The law of the newly converted barbarian nations rested on custom and was according to their state very primitive. But as their advancing civilization, outgrew in simplicity, the Church supplied the want from her own canon law. The influence of its mild spirit proved so great a blessing, that princes and people often preferred the ecclesiastical to the civil law courts.
With the rapid progress of the middle ages in commerce by land and sea, in trade and arts, in the founding and growth of cities, the use of the elaborate and practical Roman law became in many respects desirable. But its study was only in so far favored by the Church, as its pagan character was changed according to Christian principles. The abuse of Roman law, as well as of ancient literature, consisted in the adoption of their pagan ideas.

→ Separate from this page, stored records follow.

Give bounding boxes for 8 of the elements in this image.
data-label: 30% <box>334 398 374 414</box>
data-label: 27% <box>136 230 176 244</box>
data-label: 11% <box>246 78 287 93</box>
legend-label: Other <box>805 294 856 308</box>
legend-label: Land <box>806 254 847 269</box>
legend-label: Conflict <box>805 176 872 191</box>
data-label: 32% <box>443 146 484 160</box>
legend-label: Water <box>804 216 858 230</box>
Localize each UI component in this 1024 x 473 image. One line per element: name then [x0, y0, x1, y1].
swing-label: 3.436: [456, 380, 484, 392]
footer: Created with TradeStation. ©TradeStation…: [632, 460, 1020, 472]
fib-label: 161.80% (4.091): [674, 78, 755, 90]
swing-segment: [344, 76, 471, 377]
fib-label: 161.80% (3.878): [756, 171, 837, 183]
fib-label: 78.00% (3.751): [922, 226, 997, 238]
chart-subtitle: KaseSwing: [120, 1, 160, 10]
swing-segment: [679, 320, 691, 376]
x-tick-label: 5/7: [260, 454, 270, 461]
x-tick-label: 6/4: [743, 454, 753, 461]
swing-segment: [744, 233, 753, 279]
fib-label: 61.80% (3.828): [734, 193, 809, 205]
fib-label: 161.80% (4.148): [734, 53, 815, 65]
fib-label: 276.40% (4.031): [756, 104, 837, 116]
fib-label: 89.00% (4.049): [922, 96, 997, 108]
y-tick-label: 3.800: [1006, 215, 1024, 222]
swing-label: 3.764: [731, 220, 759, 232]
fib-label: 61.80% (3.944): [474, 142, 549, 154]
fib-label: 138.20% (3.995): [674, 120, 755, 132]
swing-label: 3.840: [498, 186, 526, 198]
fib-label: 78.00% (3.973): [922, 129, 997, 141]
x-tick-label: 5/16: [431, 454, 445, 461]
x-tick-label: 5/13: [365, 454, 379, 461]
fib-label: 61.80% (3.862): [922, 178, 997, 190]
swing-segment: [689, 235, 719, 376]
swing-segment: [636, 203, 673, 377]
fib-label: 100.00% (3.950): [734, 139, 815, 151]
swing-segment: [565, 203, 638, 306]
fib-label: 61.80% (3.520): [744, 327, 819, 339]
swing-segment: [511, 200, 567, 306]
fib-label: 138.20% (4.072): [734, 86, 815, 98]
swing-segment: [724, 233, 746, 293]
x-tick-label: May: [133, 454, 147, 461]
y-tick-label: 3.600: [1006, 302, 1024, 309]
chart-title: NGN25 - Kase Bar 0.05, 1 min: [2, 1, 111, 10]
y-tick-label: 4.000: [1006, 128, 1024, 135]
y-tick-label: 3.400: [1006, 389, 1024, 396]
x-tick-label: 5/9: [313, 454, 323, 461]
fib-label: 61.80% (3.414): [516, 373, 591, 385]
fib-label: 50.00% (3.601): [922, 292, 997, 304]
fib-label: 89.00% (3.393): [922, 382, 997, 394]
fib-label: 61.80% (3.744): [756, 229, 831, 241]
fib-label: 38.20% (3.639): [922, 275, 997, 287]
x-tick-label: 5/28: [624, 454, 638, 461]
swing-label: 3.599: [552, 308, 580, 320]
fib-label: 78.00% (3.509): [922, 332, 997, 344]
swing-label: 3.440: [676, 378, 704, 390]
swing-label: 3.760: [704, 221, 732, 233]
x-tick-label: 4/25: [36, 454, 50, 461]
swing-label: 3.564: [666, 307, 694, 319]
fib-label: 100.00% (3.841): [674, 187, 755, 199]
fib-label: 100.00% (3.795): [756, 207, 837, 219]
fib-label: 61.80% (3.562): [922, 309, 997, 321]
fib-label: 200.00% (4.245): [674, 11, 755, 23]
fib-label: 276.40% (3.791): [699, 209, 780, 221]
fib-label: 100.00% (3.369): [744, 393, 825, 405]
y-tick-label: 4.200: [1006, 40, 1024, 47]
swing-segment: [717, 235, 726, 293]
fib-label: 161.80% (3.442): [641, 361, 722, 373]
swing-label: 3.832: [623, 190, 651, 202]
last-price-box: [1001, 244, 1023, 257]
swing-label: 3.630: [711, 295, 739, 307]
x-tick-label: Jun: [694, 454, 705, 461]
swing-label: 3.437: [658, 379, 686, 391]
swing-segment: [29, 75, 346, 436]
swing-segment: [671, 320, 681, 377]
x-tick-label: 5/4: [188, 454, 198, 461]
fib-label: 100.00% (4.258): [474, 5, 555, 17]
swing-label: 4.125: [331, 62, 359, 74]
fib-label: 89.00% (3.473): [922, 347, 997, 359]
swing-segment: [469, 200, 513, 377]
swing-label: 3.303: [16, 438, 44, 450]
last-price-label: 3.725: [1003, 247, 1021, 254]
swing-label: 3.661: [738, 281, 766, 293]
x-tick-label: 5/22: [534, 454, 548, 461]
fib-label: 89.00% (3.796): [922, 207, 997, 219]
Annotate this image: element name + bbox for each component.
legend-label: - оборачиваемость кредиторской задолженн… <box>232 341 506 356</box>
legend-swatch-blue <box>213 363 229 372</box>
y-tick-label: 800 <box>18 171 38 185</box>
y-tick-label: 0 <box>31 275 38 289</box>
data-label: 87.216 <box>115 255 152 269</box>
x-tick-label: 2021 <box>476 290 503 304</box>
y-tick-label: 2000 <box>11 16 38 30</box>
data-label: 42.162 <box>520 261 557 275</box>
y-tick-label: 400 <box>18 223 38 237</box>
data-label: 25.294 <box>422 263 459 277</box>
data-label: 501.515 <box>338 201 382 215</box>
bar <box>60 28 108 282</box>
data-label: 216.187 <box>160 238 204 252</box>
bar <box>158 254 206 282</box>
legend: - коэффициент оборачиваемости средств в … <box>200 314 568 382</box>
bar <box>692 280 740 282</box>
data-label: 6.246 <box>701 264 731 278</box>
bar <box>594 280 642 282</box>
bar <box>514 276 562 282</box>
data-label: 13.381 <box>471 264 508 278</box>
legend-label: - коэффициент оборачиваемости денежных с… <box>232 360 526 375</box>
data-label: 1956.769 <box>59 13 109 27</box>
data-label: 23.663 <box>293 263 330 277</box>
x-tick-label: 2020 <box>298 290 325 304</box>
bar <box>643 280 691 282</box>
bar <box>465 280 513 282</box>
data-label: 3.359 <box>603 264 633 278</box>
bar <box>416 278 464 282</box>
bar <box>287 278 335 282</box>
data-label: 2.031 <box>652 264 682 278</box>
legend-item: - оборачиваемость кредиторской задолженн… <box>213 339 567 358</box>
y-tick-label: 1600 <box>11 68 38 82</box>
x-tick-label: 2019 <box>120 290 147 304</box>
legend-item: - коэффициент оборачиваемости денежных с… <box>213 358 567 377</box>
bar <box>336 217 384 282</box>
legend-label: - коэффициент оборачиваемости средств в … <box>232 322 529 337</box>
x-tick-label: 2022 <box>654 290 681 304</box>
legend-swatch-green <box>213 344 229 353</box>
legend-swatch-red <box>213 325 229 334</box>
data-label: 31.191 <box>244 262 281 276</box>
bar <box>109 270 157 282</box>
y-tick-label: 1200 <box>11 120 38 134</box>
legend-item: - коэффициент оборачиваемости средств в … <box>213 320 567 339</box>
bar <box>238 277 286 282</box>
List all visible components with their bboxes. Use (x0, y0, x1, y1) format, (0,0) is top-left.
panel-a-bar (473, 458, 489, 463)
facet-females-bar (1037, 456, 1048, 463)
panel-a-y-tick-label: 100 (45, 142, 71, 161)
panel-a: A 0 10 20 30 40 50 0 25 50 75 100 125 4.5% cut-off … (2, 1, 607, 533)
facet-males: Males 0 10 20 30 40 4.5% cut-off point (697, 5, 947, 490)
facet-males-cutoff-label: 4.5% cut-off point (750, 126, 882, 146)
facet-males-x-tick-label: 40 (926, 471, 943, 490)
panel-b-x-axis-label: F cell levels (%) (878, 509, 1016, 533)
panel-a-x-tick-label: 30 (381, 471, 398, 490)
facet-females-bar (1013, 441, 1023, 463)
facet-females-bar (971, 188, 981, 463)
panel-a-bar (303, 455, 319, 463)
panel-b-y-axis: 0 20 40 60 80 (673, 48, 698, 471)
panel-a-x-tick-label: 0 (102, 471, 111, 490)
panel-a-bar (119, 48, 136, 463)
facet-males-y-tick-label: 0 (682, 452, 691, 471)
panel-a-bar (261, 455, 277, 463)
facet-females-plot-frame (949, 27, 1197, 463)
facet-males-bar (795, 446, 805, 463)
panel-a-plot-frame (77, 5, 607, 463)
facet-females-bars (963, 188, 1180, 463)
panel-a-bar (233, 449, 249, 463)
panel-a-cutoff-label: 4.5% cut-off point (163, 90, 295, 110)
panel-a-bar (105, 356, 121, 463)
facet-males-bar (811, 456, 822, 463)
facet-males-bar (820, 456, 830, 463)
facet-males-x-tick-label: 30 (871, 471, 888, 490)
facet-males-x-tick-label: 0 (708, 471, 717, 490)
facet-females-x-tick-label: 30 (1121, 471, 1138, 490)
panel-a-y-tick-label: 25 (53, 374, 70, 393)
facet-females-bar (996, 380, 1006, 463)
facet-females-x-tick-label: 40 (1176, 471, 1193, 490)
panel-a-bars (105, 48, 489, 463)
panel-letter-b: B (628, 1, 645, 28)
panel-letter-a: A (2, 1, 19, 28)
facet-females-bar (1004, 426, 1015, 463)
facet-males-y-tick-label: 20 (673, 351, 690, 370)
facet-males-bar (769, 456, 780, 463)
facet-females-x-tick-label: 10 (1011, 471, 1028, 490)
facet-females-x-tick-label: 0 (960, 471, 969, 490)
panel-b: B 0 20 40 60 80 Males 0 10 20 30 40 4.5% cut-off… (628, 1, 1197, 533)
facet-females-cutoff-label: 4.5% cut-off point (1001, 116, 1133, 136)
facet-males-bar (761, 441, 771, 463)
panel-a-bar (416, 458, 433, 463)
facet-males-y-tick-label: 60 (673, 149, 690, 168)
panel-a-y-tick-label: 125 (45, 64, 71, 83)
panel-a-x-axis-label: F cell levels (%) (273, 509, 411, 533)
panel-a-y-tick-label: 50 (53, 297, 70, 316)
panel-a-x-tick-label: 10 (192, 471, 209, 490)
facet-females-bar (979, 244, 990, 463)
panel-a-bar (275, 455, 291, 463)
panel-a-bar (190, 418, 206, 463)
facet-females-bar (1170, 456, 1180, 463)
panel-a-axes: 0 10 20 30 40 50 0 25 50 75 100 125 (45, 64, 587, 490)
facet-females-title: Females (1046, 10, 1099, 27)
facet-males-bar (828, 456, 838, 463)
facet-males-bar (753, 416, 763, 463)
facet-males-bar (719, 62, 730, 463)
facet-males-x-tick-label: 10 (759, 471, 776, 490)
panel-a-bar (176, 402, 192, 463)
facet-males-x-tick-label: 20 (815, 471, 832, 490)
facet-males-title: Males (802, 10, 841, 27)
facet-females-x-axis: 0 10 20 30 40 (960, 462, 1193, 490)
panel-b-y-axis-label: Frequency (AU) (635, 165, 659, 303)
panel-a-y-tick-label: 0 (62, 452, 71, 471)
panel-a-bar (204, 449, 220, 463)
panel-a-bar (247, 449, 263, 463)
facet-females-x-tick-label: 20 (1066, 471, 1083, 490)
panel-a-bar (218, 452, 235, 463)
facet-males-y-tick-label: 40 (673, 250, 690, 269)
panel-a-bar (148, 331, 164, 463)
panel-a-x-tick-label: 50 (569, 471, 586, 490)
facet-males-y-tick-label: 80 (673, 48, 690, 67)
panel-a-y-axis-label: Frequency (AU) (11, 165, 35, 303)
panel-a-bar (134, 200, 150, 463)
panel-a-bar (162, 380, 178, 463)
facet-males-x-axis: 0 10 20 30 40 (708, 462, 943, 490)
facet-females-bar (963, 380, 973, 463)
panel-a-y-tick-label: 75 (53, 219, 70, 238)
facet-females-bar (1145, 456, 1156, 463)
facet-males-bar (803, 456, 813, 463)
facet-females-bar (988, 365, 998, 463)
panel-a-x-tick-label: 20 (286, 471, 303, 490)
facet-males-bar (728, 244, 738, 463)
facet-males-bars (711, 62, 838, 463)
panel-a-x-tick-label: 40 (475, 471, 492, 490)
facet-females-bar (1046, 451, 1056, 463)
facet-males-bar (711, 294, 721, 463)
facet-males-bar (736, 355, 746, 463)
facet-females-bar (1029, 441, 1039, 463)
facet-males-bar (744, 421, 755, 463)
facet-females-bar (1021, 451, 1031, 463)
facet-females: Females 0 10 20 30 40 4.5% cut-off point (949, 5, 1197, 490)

117. Q. What does this show?
R. This shows that the Catholic Church had educated the once barbarian nations to a high degree, and that to her belongs the merit of the great discoveries, which changed the world and introduced the modern age.
NOTE.—The nations of Europe had been converted and civilized, the soil was under cultivation, commerce and traffic expanded over land and sea, art and science flourished, higher and elementary education were provided for by numerous universities, colleges, and schools, institutions of charity covered the land, the trades were protected by guilds, and all men and nations were united by the one great bond of Catholic faith and charity. This was the work of the Holy Catholic Church.